The original boundary was three feet South East of the railway boundary wall and hedge.

While only a short section of wall remains, the line of the boundary can be clearly seen on old plans, and determined from measurements included in the original feu documents.

The boundary is 3 feet from the stone wall at 1-6 Moray Place, and thus 47 feet from the building line there, by laser measure. The boundary is likely the same for 7-10, and thus at the wooden fence, which is 47 feet from the building line.
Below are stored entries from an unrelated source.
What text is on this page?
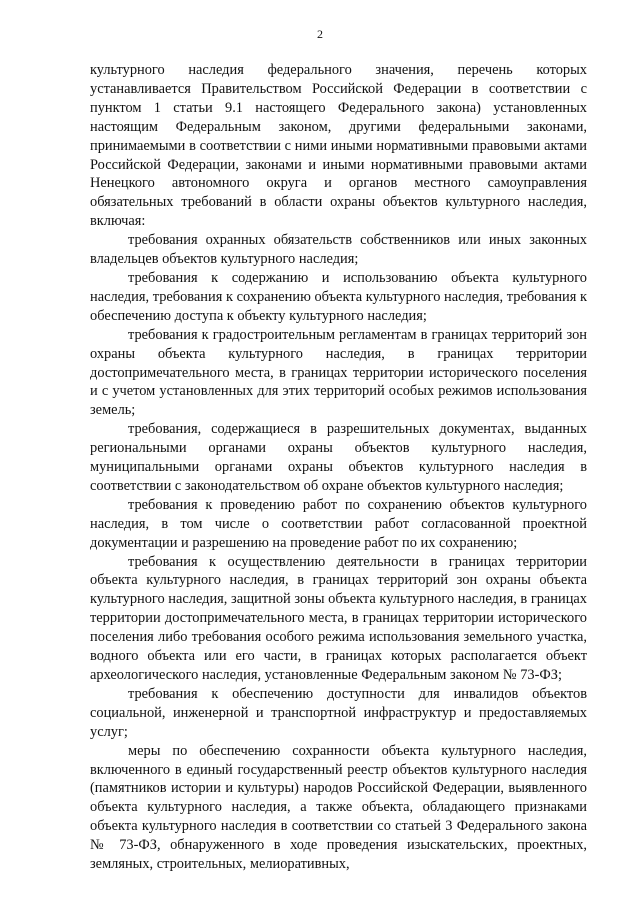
2

культурного наследия федерального значения, перечень которых устанавливается Правительством Российской Федерации в соответствии с пунктом 1 статьи 9.1 настоящего Федерального закона) установленных настоящим Федеральным законом, другими федеральными законами, принимаемыми в соответствии с ними иными нормативными правовыми актами Российской Федерации, законами и иными нормативными правовыми актами Ненецкого автономного округа и органов местного самоуправления обязательных требований в области охраны объектов культурного наследия, включая:

требования охранных обязательств собственников или иных законных владельцев объектов культурного наследия;

требования к содержанию и использованию объекта культурного наследия, требования к сохранению объекта культурного наследия, требования к обеспечению доступа к объекту культурного наследия;

требования к градостроительным регламентам в границах территорий зон охраны объекта культурного наследия, в границах территории достопримечательного места, в границах территории исторического поселения и с учетом установленных для этих территорий особых режимов использования земель;

требования, содержащиеся в разрешительных документах, выданных региональными органами охраны объектов культурного наследия, муниципальными органами охраны объектов культурного наследия в соответствии с законодательством об охране объектов культурного наследия;

требования к проведению работ по сохранению объектов культурного наследия, в том числе о соответствии работ согласованной проектной документации и разрешению на проведение работ по их сохранению;

требования к осуществлению деятельности в границах территории объекта культурного наследия, в границах территорий зон охраны объекта культурного наследия, защитной зоны объекта культурного наследия, в границах территории достопримечательного места, в границах территории исторического поселения либо требования особого режима использования земельного участка, водного объекта или его части, в границах которых располагается объект археологического наследия, установленные Федеральным законом № 73-ФЗ;

требования к обеспечению доступности для инвалидов объектов социальной, инженерной и транспортной инфраструктур и предоставляемых услуг;

меры по обеспечению сохранности объекта культурного наследия, включенного в единый государственный реестр объектов культурного наследия (памятников истории и культуры) народов Российской Федерации, выявленного объекта культурного наследия, а также объекта, обладающего признаками объекта культурного наследия в соответствии со статьей 3 Федерального закона № 73-ФЗ, обнаруженного в ходе проведения изыскательских, проектных, земляных, строительных, мелиоративных,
Beyond the footbridge at Regent Park Square, a more recent metal hooped fence ran to Vennard Gardens, replacing the original stone wall, but closer to the buildings by 4 feet. This lay 45 feet from the building line, and therefore 1 or 2 feet inside the residents’ boundary, which is stated in the feu documents as 46 feet from the building line.

Beyond Vennard Gardens, the wire and post fence likely followed the line of the previous sleeper fence, and the hedge before it, and thus the boundary lies 3 feet South East of the post and wire fence.

The following illustrates the pre 2017 fences, and the line of the proposed replacement.

Railway boundaries, proposed changes

Railway boundaries, proposed changes

2017 Update

The replacement fence is now in (March 2017), and set well back from the road edge. The depth varies, but in some places it is even further back than the original fence line. This is well illustrated below, where during vegetation clearance, the remains of the old sleeper fence has emerged from beneath the shrubbery, and the new fence is even further behind it.

The new railway fence, March 2017

The new railway fence, March 2017. Note the stumps of the old sleeper fence in the centreground.